The New York Times’ Maureen Dowd launches a salvo against Mitt Romney and his Mormon faith by cobbling together the usual jeers and criticisms from such Mormon experts as Bill Maher, Christopher Hitchens, and those angry with baptisms of the dead, particularly of Holocaust victims. She also includes Richard Bushman and a member of the BYU religion faculty.

But her intention is clear: to roll out any claim that Mormonsim is weird, different, and an anyone who is a believer is unworthy of being taken seriously. Not unheard of but expect more of this from the Left as Mitt Romney gets closer to threatening President Obama.

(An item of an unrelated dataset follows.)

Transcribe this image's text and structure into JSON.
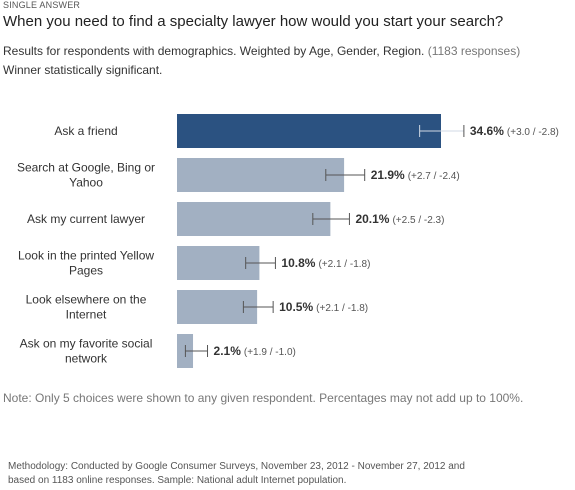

Fortunately, Commentary – a conservative political magazine with a Jewish perspective – takes Dowd and the Times to rightfully task:

Of course, as she admitted, it’s easy to mock any faith, and the columnist is well-known for having a negative opinion about the Catholic faith in which she was raised. But would the Times let her get away with poking fun at the skullcaps or items of clothing associated with religious Jews such as the fringed garment many Orthodox Jews wear? Would she have mocked Muslims for their burqas or head coverings? But in an era where a satire about Mormons is a Broadway hit and many liberals worry about Romney’s ability to beat President Obama next fall, right now it’s open season in the Grey Lady on Latter Day Saints.

It should be specified the Mormon practice of seeking out every name of everyone who ever lived — even the victims of the Holocaust — and posthumously baptizing them into their faith was deeply offensive to non-Mormons. To its credit, the official LDS Church finally gave it up in the 1990s, but the ill will that this ritual created still lingers.